The Bank of Japan (BOJ) on Wednesday kept its key policy rate unchanged at 0.5% in a unanimous vote, in line with market expectations.
The decision comes as policymakers assess the potential impact of US President Donald Trump’s protectionist trade policies on Japan’s export-driven economy.
BOJ officials acknowledged that while Japan’s economy has been recovering moderately, there are signs of weakness in certain areas.
In a statement, the central bank cited “high uncertainties surrounding Japan’s economic activity and prices, including the evolving situation regarding trade … and domestic firms’ wage- and price-setting behaviour.”

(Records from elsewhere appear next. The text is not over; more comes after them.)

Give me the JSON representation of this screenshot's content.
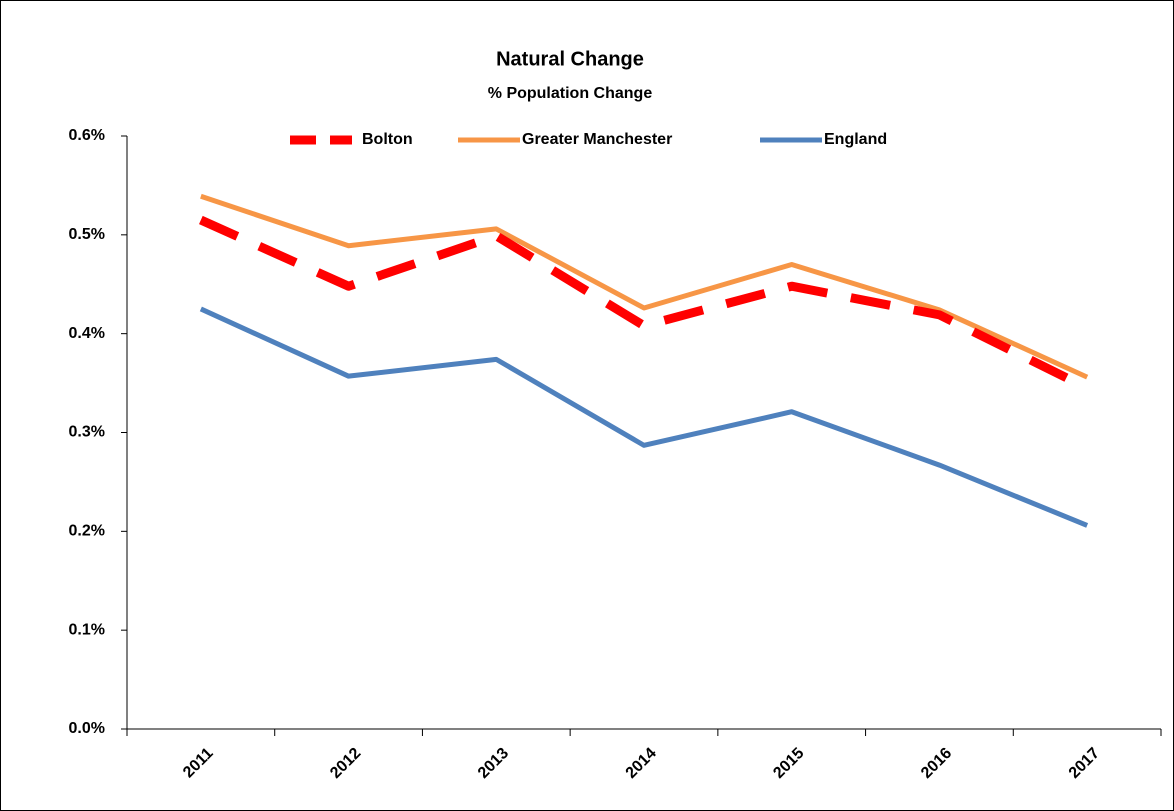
{
  "chart_data": {
    "type": "line",
    "title": "Natural Change",
    "subtitle": "% Population Change",
    "categories": [
      "2011",
      "2012",
      "2013",
      "2014",
      "2015",
      "2016",
      "2017"
    ],
    "series": [
      {
        "name": "Bolton",
        "color": "#ff0000",
        "dashed": true,
        "values": [
          0.515,
          0.448,
          0.499,
          0.408,
          0.448,
          0.419,
          0.345
        ]
      },
      {
        "name": "Greater Manchester",
        "color": "#f79646",
        "dashed": false,
        "values": [
          0.539,
          0.489,
          0.506,
          0.426,
          0.47,
          0.424,
          0.356
        ]
      },
      {
        "name": "England",
        "color": "#4f81bd",
        "dashed": false,
        "values": [
          0.425,
          0.357,
          0.374,
          0.287,
          0.321,
          0.267,
          0.206
        ]
      }
    ],
    "ylim": [
      0,
      0.6
    ],
    "yticks": [
      {
        "value": 0,
        "label": "0.0%"
      },
      {
        "value": 0.1,
        "label": "0.1%"
      },
      {
        "value": 0.2,
        "label": "0.2%"
      },
      {
        "value": 0.3,
        "label": "0.3%"
      },
      {
        "value": 0.4,
        "label": "0.4%"
      },
      {
        "value": 0.5,
        "label": "0.5%"
      },
      {
        "value": 0.6,
        "label": "0.6%"
      }
    ],
    "legend": "top",
    "grid": false
  }
}
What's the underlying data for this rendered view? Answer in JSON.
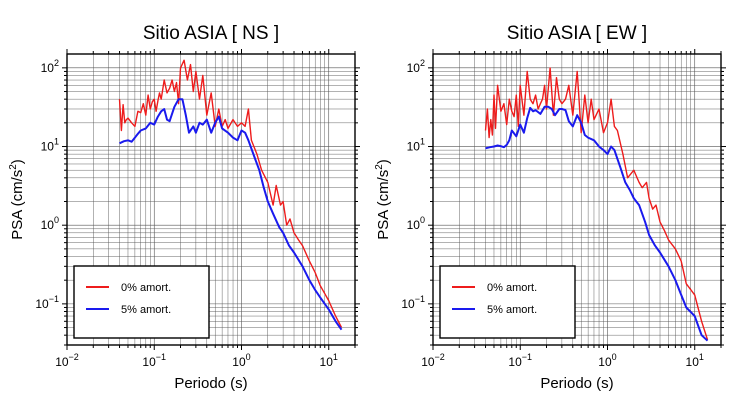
{
  "chart_data": [
    {
      "type": "line",
      "title": "Sitio ASIA [ NS ]",
      "xlabel": "Periodo (s)",
      "ylabel_main": "PSA (cm/s",
      "ylabel_sup": "2",
      "ylabel_tail": ")",
      "xscale": "log",
      "yscale": "log",
      "xlim": [
        0.01,
        20
      ],
      "ylim": [
        0.03,
        150
      ],
      "grid": true,
      "legend_position": "bottom-left",
      "x_ticks": [
        {
          "value": 0.01,
          "base": "10",
          "exp": "−2"
        },
        {
          "value": 0.1,
          "base": "10",
          "exp": "−1"
        },
        {
          "value": 1,
          "base": "10",
          "exp": "0"
        },
        {
          "value": 10,
          "base": "10",
          "exp": "1"
        }
      ],
      "y_ticks": [
        {
          "value": 0.1,
          "base": "10",
          "exp": "−1"
        },
        {
          "value": 1,
          "base": "10",
          "exp": "0"
        },
        {
          "value": 10,
          "base": "10",
          "exp": "1"
        },
        {
          "value": 100,
          "base": "10",
          "exp": "2"
        }
      ],
      "series": [
        {
          "name": "0% amort.",
          "color": "#ee1c1c",
          "x": [
            0.04,
            0.042,
            0.044,
            0.046,
            0.048,
            0.05,
            0.055,
            0.06,
            0.065,
            0.07,
            0.075,
            0.08,
            0.085,
            0.09,
            0.095,
            0.1,
            0.105,
            0.11,
            0.115,
            0.12,
            0.13,
            0.14,
            0.15,
            0.16,
            0.17,
            0.18,
            0.19,
            0.2,
            0.22,
            0.24,
            0.26,
            0.28,
            0.3,
            0.33,
            0.36,
            0.4,
            0.45,
            0.5,
            0.55,
            0.6,
            0.65,
            0.7,
            0.8,
            0.9,
            1.0,
            1.1,
            1.2,
            1.3,
            1.5,
            1.7,
            2.0,
            2.3,
            2.5,
            2.8,
            3.0,
            3.3,
            3.6,
            4.0,
            4.5,
            5.0,
            6.0,
            7.0,
            8.0,
            10.0,
            12.0,
            14.0
          ],
          "y": [
            40,
            16,
            34,
            20,
            22,
            23,
            20,
            18,
            28,
            27,
            35,
            25,
            45,
            30,
            37,
            40,
            28,
            38,
            48,
            40,
            70,
            48,
            55,
            70,
            50,
            65,
            35,
            100,
            125,
            70,
            110,
            50,
            90,
            40,
            80,
            25,
            48,
            18,
            30,
            18,
            22,
            17,
            22,
            18,
            20,
            18,
            30,
            12,
            8,
            5,
            3.5,
            1.8,
            3.2,
            1.8,
            2.0,
            1.0,
            1.2,
            0.8,
            0.65,
            0.55,
            0.35,
            0.25,
            0.17,
            0.11,
            0.07,
            0.05
          ]
        },
        {
          "name": "5% amort.",
          "color": "#1a1aee",
          "x": [
            0.04,
            0.045,
            0.05,
            0.055,
            0.06,
            0.065,
            0.07,
            0.08,
            0.09,
            0.1,
            0.11,
            0.12,
            0.13,
            0.14,
            0.15,
            0.17,
            0.19,
            0.21,
            0.23,
            0.25,
            0.28,
            0.3,
            0.33,
            0.36,
            0.4,
            0.45,
            0.5,
            0.55,
            0.6,
            0.7,
            0.8,
            0.9,
            1.0,
            1.1,
            1.2,
            1.4,
            1.6,
            1.8,
            2.0,
            2.3,
            2.7,
            3.0,
            3.5,
            4.0,
            5.0,
            6.0,
            7.0,
            8.0,
            10.0,
            12.0,
            14.0
          ],
          "y": [
            11,
            11.7,
            12,
            11.5,
            13,
            14.5,
            16,
            17,
            20,
            19,
            24,
            28,
            30,
            22,
            21,
            32,
            40,
            40,
            25,
            15,
            18,
            15,
            20,
            19,
            22,
            15,
            20,
            24,
            17,
            15,
            13,
            12,
            16,
            15,
            12,
            7.5,
            5,
            3,
            2,
            1.4,
            0.95,
            0.8,
            0.55,
            0.45,
            0.3,
            0.2,
            0.15,
            0.12,
            0.085,
            0.06,
            0.047
          ]
        }
      ]
    },
    {
      "type": "line",
      "title": "Sitio ASIA [ EW ]",
      "xlabel": "Periodo (s)",
      "ylabel_main": "PSA (cm/s",
      "ylabel_sup": "2",
      "ylabel_tail": ")",
      "xscale": "log",
      "yscale": "log",
      "xlim": [
        0.01,
        20
      ],
      "ylim": [
        0.03,
        150
      ],
      "grid": true,
      "legend_position": "bottom-left",
      "x_ticks": [
        {
          "value": 0.01,
          "base": "10",
          "exp": "−2"
        },
        {
          "value": 0.1,
          "base": "10",
          "exp": "−1"
        },
        {
          "value": 1,
          "base": "10",
          "exp": "0"
        },
        {
          "value": 10,
          "base": "10",
          "exp": "1"
        }
      ],
      "y_ticks": [
        {
          "value": 0.1,
          "base": "10",
          "exp": "−1"
        },
        {
          "value": 1,
          "base": "10",
          "exp": "0"
        },
        {
          "value": 10,
          "base": "10",
          "exp": "1"
        },
        {
          "value": 100,
          "base": "10",
          "exp": "2"
        }
      ],
      "series": [
        {
          "name": "0% amort.",
          "color": "#ee1c1c",
          "x": [
            0.04,
            0.042,
            0.044,
            0.046,
            0.048,
            0.05,
            0.052,
            0.055,
            0.06,
            0.065,
            0.07,
            0.075,
            0.08,
            0.085,
            0.09,
            0.095,
            0.1,
            0.11,
            0.12,
            0.13,
            0.14,
            0.15,
            0.16,
            0.17,
            0.18,
            0.19,
            0.2,
            0.22,
            0.24,
            0.26,
            0.28,
            0.3,
            0.33,
            0.36,
            0.4,
            0.45,
            0.5,
            0.55,
            0.6,
            0.65,
            0.7,
            0.8,
            0.9,
            1.0,
            1.1,
            1.2,
            1.3,
            1.5,
            1.7,
            2.0,
            2.3,
            2.5,
            2.8,
            3.0,
            3.3,
            3.6,
            4.0,
            4.5,
            5.0,
            6.0,
            7.0,
            8.0,
            10.0,
            12.0,
            14.0
          ],
          "y": [
            16,
            30,
            13,
            22,
            14,
            45,
            17,
            60,
            28,
            35,
            19,
            40,
            28,
            24,
            45,
            18,
            60,
            25,
            90,
            40,
            35,
            45,
            30,
            35,
            40,
            60,
            30,
            100,
            25,
            75,
            40,
            35,
            40,
            60,
            25,
            90,
            15,
            45,
            20,
            40,
            22,
            30,
            15,
            20,
            40,
            18,
            16,
            8,
            4,
            5,
            3.5,
            3,
            3.5,
            2.2,
            1.6,
            1.8,
            1.1,
            0.85,
            0.65,
            0.5,
            0.35,
            0.18,
            0.13,
            0.06,
            0.035
          ]
        },
        {
          "name": "5% amort.",
          "color": "#1a1aee",
          "x": [
            0.04,
            0.045,
            0.05,
            0.055,
            0.06,
            0.065,
            0.07,
            0.075,
            0.08,
            0.09,
            0.1,
            0.11,
            0.12,
            0.13,
            0.14,
            0.15,
            0.17,
            0.19,
            0.21,
            0.23,
            0.25,
            0.28,
            0.3,
            0.33,
            0.36,
            0.4,
            0.45,
            0.5,
            0.55,
            0.6,
            0.7,
            0.8,
            0.9,
            1.0,
            1.1,
            1.2,
            1.4,
            1.6,
            1.8,
            2.0,
            2.3,
            2.7,
            3.0,
            3.5,
            4.0,
            5.0,
            6.0,
            7.0,
            8.0,
            10.0,
            12.0,
            14.0
          ],
          "y": [
            9.5,
            9.8,
            10,
            10.3,
            10.1,
            9.8,
            10.5,
            12,
            16,
            13.5,
            19,
            15,
            23,
            31,
            28,
            29,
            26,
            32,
            32,
            30,
            25,
            30,
            30,
            29,
            21,
            18,
            25,
            20,
            14,
            13,
            12,
            10,
            9,
            8,
            10,
            9,
            5.5,
            3.5,
            2.8,
            2.2,
            1.8,
            1.1,
            0.75,
            0.55,
            0.45,
            0.3,
            0.2,
            0.13,
            0.09,
            0.07,
            0.04,
            0.034
          ]
        }
      ]
    }
  ]
}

The decision comes ahead of the US Fed’s policy meeting, where the central bank is expected to keep its benchmark interest rate steady.

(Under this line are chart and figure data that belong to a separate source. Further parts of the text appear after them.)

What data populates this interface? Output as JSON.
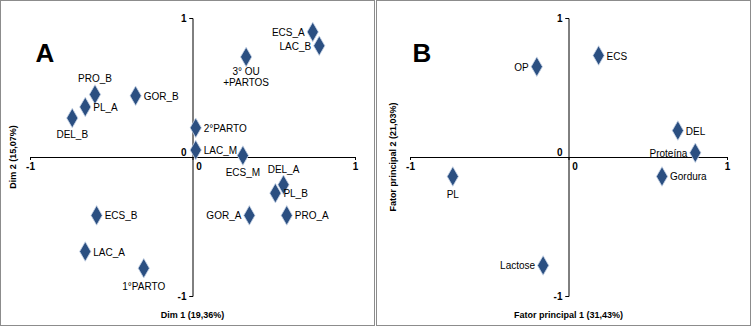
{
  "chart_data": [
    {
      "type": "scatter",
      "title": "A",
      "x_label": "Dim 1 (19,36%)",
      "y_label": "Dim 2 (15,07%)",
      "xlim": [
        -1,
        1
      ],
      "ylim": [
        -1,
        1
      ],
      "xticks": [
        -1,
        0,
        1
      ],
      "yticks": [
        -1,
        0,
        1
      ],
      "color": "#2b4f81",
      "marker": "diamond",
      "labels": [
        "ECS_A",
        "LAC_B",
        "3° OU\n+PARTOS",
        "PRO_B",
        "PL_A",
        "GOR_B",
        "DEL_B",
        "2°PARTO",
        "LAC_M",
        "ECS_M",
        "DEL_A",
        "PL_B",
        "ECS_B",
        "GOR_A",
        "PRO_A",
        "LAC_A",
        "1°PARTO"
      ],
      "x": [
        0.74,
        0.78,
        0.33,
        -0.6,
        -0.66,
        -0.35,
        -0.74,
        0.02,
        0.02,
        0.31,
        0.56,
        0.51,
        -0.59,
        0.35,
        0.58,
        -0.66,
        -0.3
      ],
      "y": [
        0.9,
        0.8,
        0.72,
        0.45,
        0.36,
        0.44,
        0.28,
        0.21,
        0.05,
        0.01,
        -0.2,
        -0.26,
        -0.42,
        -0.42,
        -0.42,
        -0.68,
        -0.8
      ]
    },
    {
      "type": "scatter",
      "title": "B",
      "x_label": "Fator principal 1 (31,43%)",
      "y_label": "Fator principal 2 (21,03%)",
      "xlim": [
        -1,
        1
      ],
      "ylim": [
        -1,
        1
      ],
      "xticks": [
        -1,
        0,
        1
      ],
      "yticks": [
        -1,
        0,
        1
      ],
      "color": "#2b4f81",
      "marker": "diamond",
      "labels": [
        "ECS",
        "OP",
        "DEL",
        "Proteína",
        "Gordura",
        "PL",
        "Lactose"
      ],
      "x": [
        0.19,
        -0.2,
        0.69,
        0.8,
        0.59,
        -0.73,
        -0.16
      ],
      "y": [
        0.73,
        0.65,
        0.19,
        0.03,
        -0.14,
        -0.14,
        -0.78
      ]
    }
  ]
}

Inflation pressures and wage growth
The BOJ noted that inflation expectations have risen moderately, pointing out that “rice prices are likely to be at high levels and the effects of the government’s measures pushing down inflation will dissipate” through fiscal 2025.

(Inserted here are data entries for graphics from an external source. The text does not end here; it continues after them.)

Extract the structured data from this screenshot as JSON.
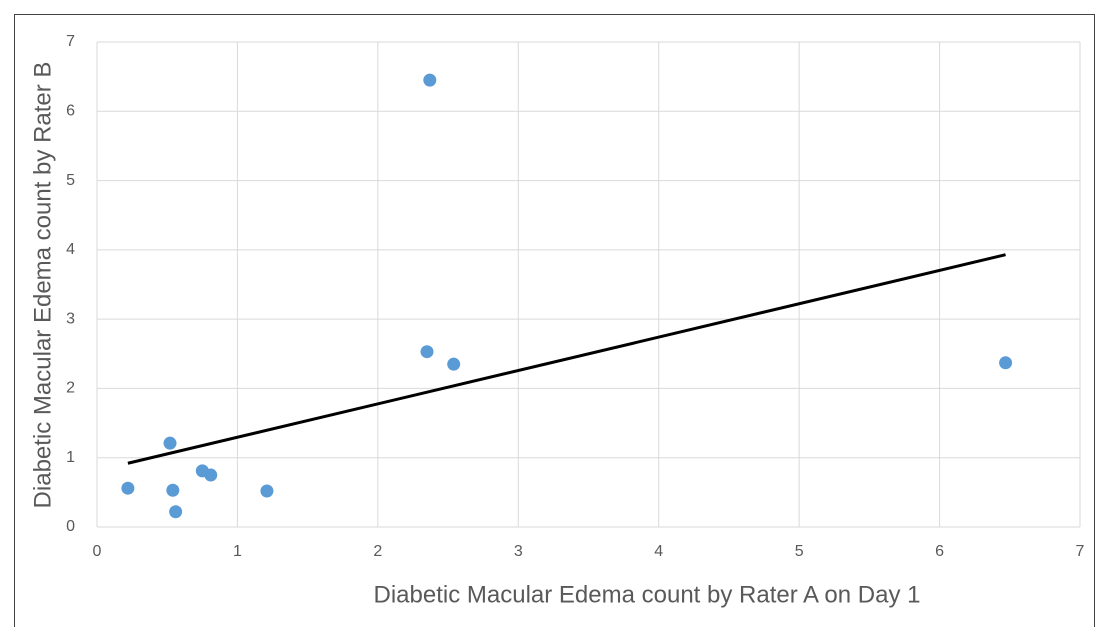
{
  "chart_data": {
    "type": "scatter",
    "xlabel": "Diabetic Macular Edema count by Rater A on Day 1",
    "ylabel": "Diabetic Macular Edema count by Rater B",
    "x": [
      0.22,
      0.52,
      0.54,
      0.56,
      0.75,
      0.81,
      1.21,
      2.35,
      2.54,
      2.37,
      6.47
    ],
    "values": [
      0.56,
      1.21,
      0.53,
      0.22,
      0.81,
      0.75,
      0.52,
      2.53,
      2.35,
      6.45,
      2.37
    ],
    "color": "#5b9bd5",
    "trendline": {
      "x": [
        0.22,
        6.47
      ],
      "y": [
        0.92,
        3.93
      ],
      "color": "#000000"
    },
    "xlim": [
      0,
      7
    ],
    "ylim": [
      0,
      7
    ],
    "xticks": [
      0,
      1,
      2,
      3,
      4,
      5,
      6,
      7
    ],
    "yticks": [
      0,
      1,
      2,
      3,
      4,
      5,
      6,
      7
    ],
    "grid": true
  }
}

The decision to hold rates comes as the central bank monitors inflationary pressures stemming from wage gains and food price increases.
Japan’s largest labor union, the Japanese Trade Union Confederation (Rengo), announced last week that it secured an average wage increase of 5.46% from April, marking the highest gain in over three decades.
The first round of wage negotiations covered 760 unions and was 0.18 percentage points higher than last year’s 5.28% increase.
Small and medium-sized businesses saw an average wage increase of 5.09%, marking the first time since 1992 that wage hikes for such firms surpassed the 5% mark.
Meanwhile, UA Zensen, a labor federation representing retail and restaurant industry unions, reported an average wage increase of 5.37% for full-time workers, slightly below last year’s 5.91%.
Economic indicators and future rate hikes
Japan saw a two-year high inflation rate of 4% in January, with household spending beating expectations in December by rising 2.7% year-on-year—the fastest pace since August 2022.
However, household spending growth slowed in January to 0.8%.
The BOJ, which raised short-term rates to 0.5% from 0.25% in January after ending its long-standing stimulus program, has signaled that further rate hikes remain a possibility.
Some analysts expect a rate hike as early as May, particularly due to concerns over persistent inflationary pressures from rising wages and food prices.
However, the path forward for the BOJ has become more complicated following weaker-than-expected GDP figures released last week.
Revised fourth-quarter data showed that Japan’s economy grew at an annualized rate of 2.2%, a slower pace than initially reported and below economists’ median forecasts.
The BOJ has maintained that its goal is to establish a “virtuous cycle” of rising wages and prices.
However, with economic growth showing signs of slowing, policymakers may have to carefully balance their approach to tightening monetary policy in the months ahead.